To answer original question

Can someone explain how (if) Hekaton handles the situation when crash happens after commit and before changes are persistent in the log?

From Durability for Memory-Optimized Tables

All changes made to disk-based tables or durable memory-optimized tables are captured in one or more transaction log records. When a transaction commits, SQL Server writes the log records associated with the transaction to disk before communicating to the application or user session that the transaction has committed.

To answer

Could you please clarify if writing into log happens while the server process changes data in memory OR it starts only on commit.

From SQL Server In-Memory OLTP Internals for SQL Server 2016

For In-Memory OLTP transactions, log records are generated only at commit time. In-Memory OLTP does not use a write-ahead logging (WAL) protocol, such as used when processing operations on disk-based tables. With WAL, SQL Server writes to the log before writing any changed data to disk, and this can happen even for uncommitted data written out during checkpoint. For In-Memory OLTP, dirty data is never written to disk. Furthermore, In-Memory OLTP groups multiple data changes into one log record to minimize the overhead both for the overall size of the log and reducing the number of writes to log buffer. Not using WAL is one of the factors that allows In-Memory OLTP commit processing to be extremely efficient.

Quick test to see how it actually works.

There must be separate file group for memory optimized tables so creating it.

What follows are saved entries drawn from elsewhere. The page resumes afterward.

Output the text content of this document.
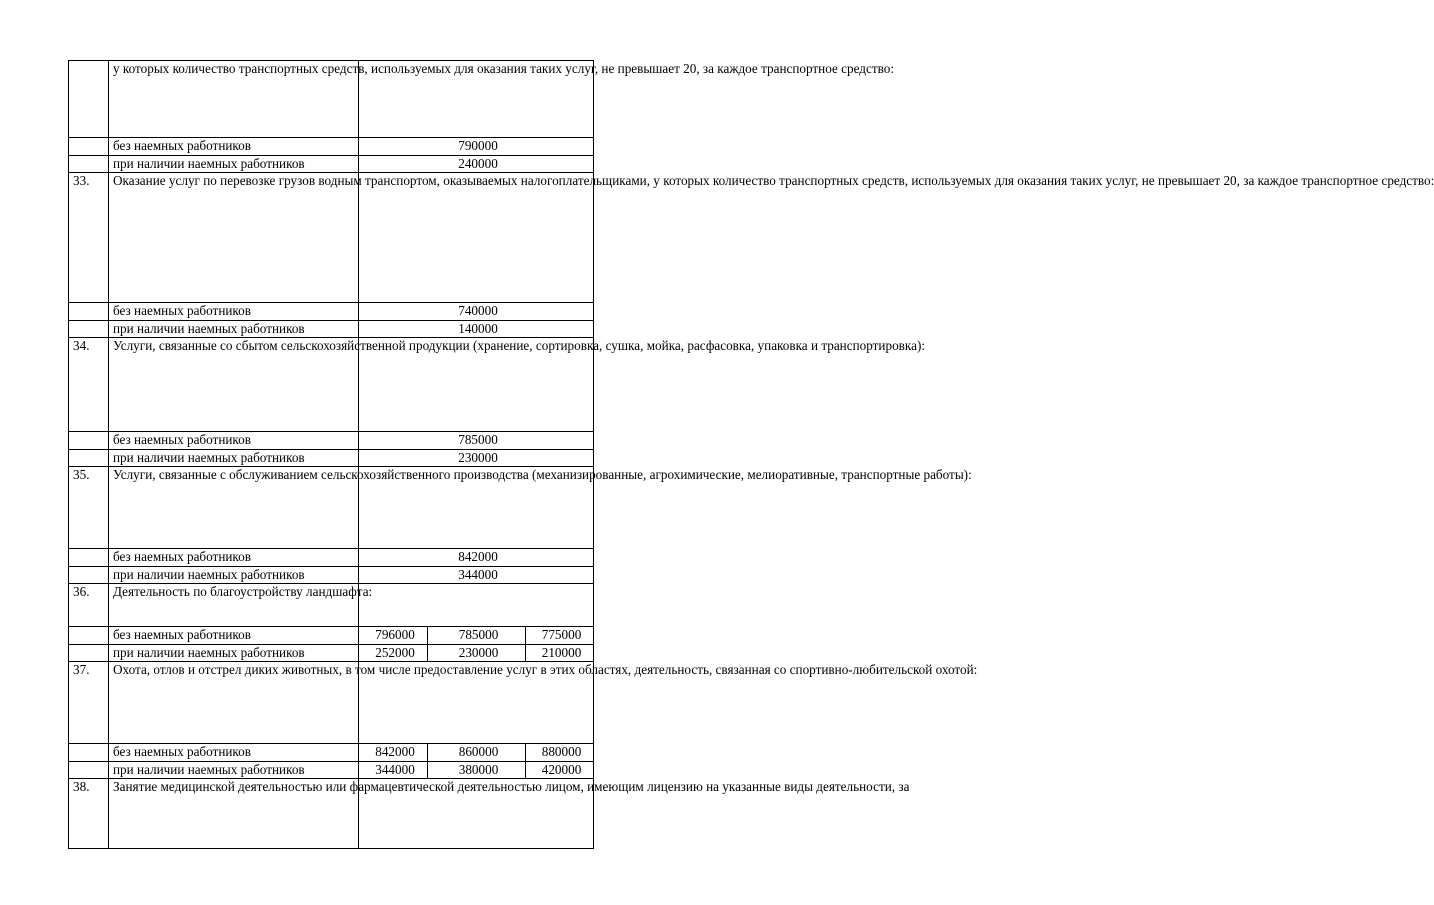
	у которых количество транспортных средств, используемых для оказания таких услуг, не превышает 20, за каждое транспортное средство:			
	без наемных работников	790000		
	при наличии наемных работников	240000		
33.	Оказание услуг по перевозке грузов водным транспортом, оказываемых налогоплательщиками, у которых количество транспортных средств, используемых для оказания таких услуг, не превышает 20, за каждое транспортное средство:			
	без наемных работников	740000		
	при наличии наемных работников	140000		
34.	Услуги, связанные со сбытом сельскохозяйственной продукции (хранение, сортировка, сушка, мойка, расфасовка, упаковка и транспортировка):			
	без наемных работников	785000		
	при наличии наемных работников	230000		
35.	Услуги, связанные с обслуживанием сельскохозяйственного производства (механизированные, агрохимические, мелиоративные, транспортные работы):			
	без наемных работников	842000		
	при наличии наемных работников	344000		
36.	Деятельность по благоустройству ландшафта:			
	без наемных работников	796000	785000	775000
	при наличии наемных работников	252000	230000	210000
37.	Охота, отлов и отстрел диких животных, в том числе предоставление услуг в этих областях, деятельность, связанная со спортивно-любительской охотой:			
	без наемных работников	842000	860000	880000
	при наличии наемных работников	344000	380000	420000
38.	Занятие медицинской деятельностью или фармацевтической деятельностью лицом, имеющим лицензию на указанные виды деятельности, за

ALTER DATABASE mydb ADD FILEGROUP mydb_mem
    CONTAINS MEMORY_OPTIMIZED_DATA;

ALTER DATABASE mydb ADD FILE (
    name='mydb_mem_name', filename='C:\Program Files\Microsoft SQL Server\MSSQL15.SQL2019\MSSQL\DATA\mydb_mem_file')
    TO FILEGROUP mydb_mem;

First surprise is - after we created an empty table SQL Server disk usage under mydb_mem_file grows by 0.9GB!

create table t_mem
(id int primary key nonclustered, txt varchar(1000))
with (memory_optimized = on, durability = schema_and_data);

Now we populate data without commit

set statistics time on;

begin transaction;

with r(i, x) as
(
    select 1, replicate('x', 1000)
    union all
    select i + 1, x
    from r  
    where i < 1e6
)
insert into t_mem
select *
from r
option (maxrecursion 0);

Disk usage stays the same indeed. And below is an elapsed time.

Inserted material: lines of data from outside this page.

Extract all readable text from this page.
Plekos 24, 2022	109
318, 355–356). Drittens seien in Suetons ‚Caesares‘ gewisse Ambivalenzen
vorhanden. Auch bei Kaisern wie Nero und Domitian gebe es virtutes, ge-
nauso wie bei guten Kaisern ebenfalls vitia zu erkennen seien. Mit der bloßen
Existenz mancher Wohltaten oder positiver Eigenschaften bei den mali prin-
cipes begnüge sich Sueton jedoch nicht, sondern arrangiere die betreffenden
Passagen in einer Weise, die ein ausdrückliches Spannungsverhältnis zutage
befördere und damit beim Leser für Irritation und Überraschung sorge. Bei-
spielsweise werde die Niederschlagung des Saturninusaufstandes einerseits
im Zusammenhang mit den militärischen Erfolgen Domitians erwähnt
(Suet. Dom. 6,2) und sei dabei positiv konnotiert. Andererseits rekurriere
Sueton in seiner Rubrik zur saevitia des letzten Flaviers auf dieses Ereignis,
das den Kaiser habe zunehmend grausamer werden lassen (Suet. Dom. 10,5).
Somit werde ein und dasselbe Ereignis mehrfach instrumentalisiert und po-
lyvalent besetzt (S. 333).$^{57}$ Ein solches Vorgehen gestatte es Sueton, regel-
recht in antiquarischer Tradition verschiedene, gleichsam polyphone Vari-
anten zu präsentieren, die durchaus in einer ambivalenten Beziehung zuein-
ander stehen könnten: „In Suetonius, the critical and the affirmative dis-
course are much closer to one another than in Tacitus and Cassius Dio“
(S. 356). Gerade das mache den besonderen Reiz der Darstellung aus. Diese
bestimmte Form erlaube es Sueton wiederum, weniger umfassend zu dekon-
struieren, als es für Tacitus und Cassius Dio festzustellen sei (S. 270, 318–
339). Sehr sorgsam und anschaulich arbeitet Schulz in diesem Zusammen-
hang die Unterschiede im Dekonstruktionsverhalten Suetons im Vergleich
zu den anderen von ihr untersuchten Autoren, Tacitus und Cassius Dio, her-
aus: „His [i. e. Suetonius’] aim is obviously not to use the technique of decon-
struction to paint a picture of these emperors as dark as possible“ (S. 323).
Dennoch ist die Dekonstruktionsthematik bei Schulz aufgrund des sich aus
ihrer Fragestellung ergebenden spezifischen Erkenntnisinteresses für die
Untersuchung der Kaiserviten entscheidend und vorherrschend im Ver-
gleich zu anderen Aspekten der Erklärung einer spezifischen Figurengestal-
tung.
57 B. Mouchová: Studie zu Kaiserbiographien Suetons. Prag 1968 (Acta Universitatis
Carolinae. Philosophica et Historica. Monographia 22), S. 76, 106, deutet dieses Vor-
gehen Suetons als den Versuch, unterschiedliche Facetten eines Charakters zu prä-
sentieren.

SQL Server parse and compile time: 
   CPU time = 0 ms, elapsed time = 1 ms.

 SQL Server Execution Times:
   CPU time = 0 ms,  elapsed time = 0 ms.

 SQL Server Execution Times:
   CPU time = 0 ms,  elapsed time = 0 ms.

 SQL Server Execution Times:
   CPU time = 11828 ms,  elapsed time = 13337 ms.

(1000000 rows affected)

Finally we commit data and disk usage grows by 1GB.

set statistics time on;

commit;

Here is how long it took

SQL Server parse and compile time: 
   CPU time = 0 ms, elapsed time = 0 ms.

 SQL Server Execution Times:
   CPU time = 0 ms,  elapsed time = 0 ms.

 SQL Server Execution Times:
   CPU time = 703 ms,  elapsed time = 2093 ms.

Summary

For memory optimized tables SQL Server flushes all the changes during commit. Hence commit may take much longer than for regular tables.